E) The Best References are the ones that succeeded but did not go particularly well. Why spend time and effort introducing your prospective customer to your showcase references who say the supplier is brilliant and everything went brilliantly? To ensure closure of the sale! Really? Actually, this sort of reference helps nobody and actually fosters distrust. Make it part of your sales approach to introduce your prospective customer to success stories where more problems were encountered than anticipated. The company will not only thank you but trust you more as a result.

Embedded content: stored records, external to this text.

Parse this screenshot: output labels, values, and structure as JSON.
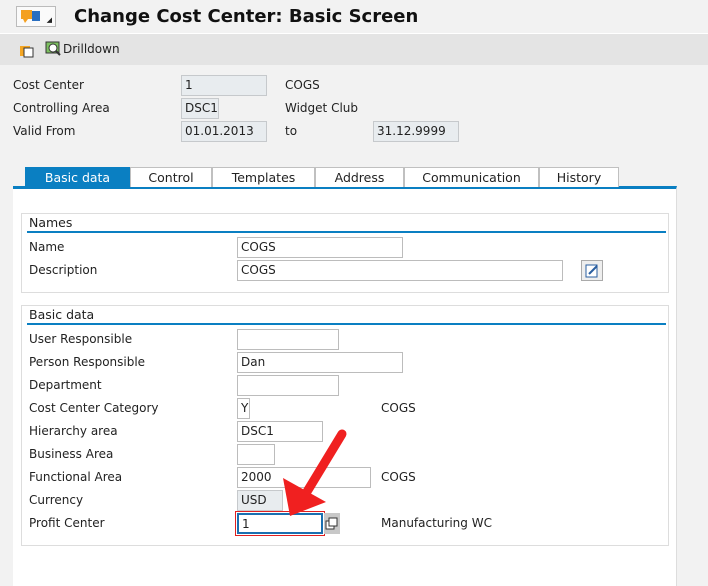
{
  "header": {
    "title": "Change Cost Center: Basic Screen"
  },
  "toolbar": {
    "drilldown_label": "Drilldown"
  },
  "top_fields": {
    "cost_center": {
      "label": "Cost Center",
      "value": "1",
      "desc": "COGS"
    },
    "controlling_area": {
      "label": "Controlling Area",
      "value": "DSC1",
      "desc": "Widget Club"
    },
    "valid_from": {
      "label": "Valid From",
      "value": "01.01.2013",
      "to_label": "to",
      "to_value": "31.12.9999"
    }
  },
  "tabs": [
    {
      "label": "Basic data"
    },
    {
      "label": "Control"
    },
    {
      "label": "Templates"
    },
    {
      "label": "Address"
    },
    {
      "label": "Communication"
    },
    {
      "label": "History"
    }
  ],
  "names_group": {
    "title": "Names",
    "name_label": "Name",
    "name_value": "COGS",
    "desc_label": "Description",
    "desc_value": "COGS"
  },
  "basic_group": {
    "title": "Basic data",
    "rows": [
      {
        "label": "User Responsible",
        "value": "",
        "desc": ""
      },
      {
        "label": "Person Responsible",
        "value": "Dan",
        "desc": ""
      },
      {
        "label": "Department",
        "value": "",
        "desc": ""
      },
      {
        "label": "Cost Center Category",
        "value": "Y",
        "desc": "COGS"
      },
      {
        "label": "Hierarchy area",
        "value": "DSC1",
        "desc": ""
      },
      {
        "label": "Business Area",
        "value": "",
        "desc": ""
      },
      {
        "label": "Functional Area",
        "value": "2000",
        "desc": "COGS"
      },
      {
        "label": "Currency",
        "value": "USD",
        "desc": ""
      },
      {
        "label": "Profit Center",
        "value": "1",
        "desc": "Manufacturing WC"
      }
    ]
  },
  "colors": {
    "accent": "#0a7fc2",
    "arrow": "#f02020"
  }
}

F) Make it easy for companies to buy. This is all about de-risking the process. Offer to rent the product on a monthly basis as well as perpetual licence. This is becoming more mainstream, but many companies still avoid this strategy. Offer guarantees as well as warranties. The best type of guarantee is a full money back. Suppliers tend to avoid it for obvious reasons but a money back guarantee associated with (for example) the first deliverable will rarely be taken unless the implementation is a complete failure. If that is the case, then it is probably in the best interests of everyone. Too many suppliers live with long term poorly referenced implementations for the sake of short term monetary gain. That strategy is rarely profitable. Offering a definitive guarantee will not only help the sale but create an environment of mutual trust.

The contact centre of the future will be as distributed or as centralised as the company decides it requires. Innovation needs to be able to be plugged in and unplugged as if it was an appliance. Processes need to be intuitive irrespective of where the change originated. Change needs to be cheap and de-risked. The problem is this threatens the traditional supplier legacy – until of course somebody changes the rules and the world is changed for ever.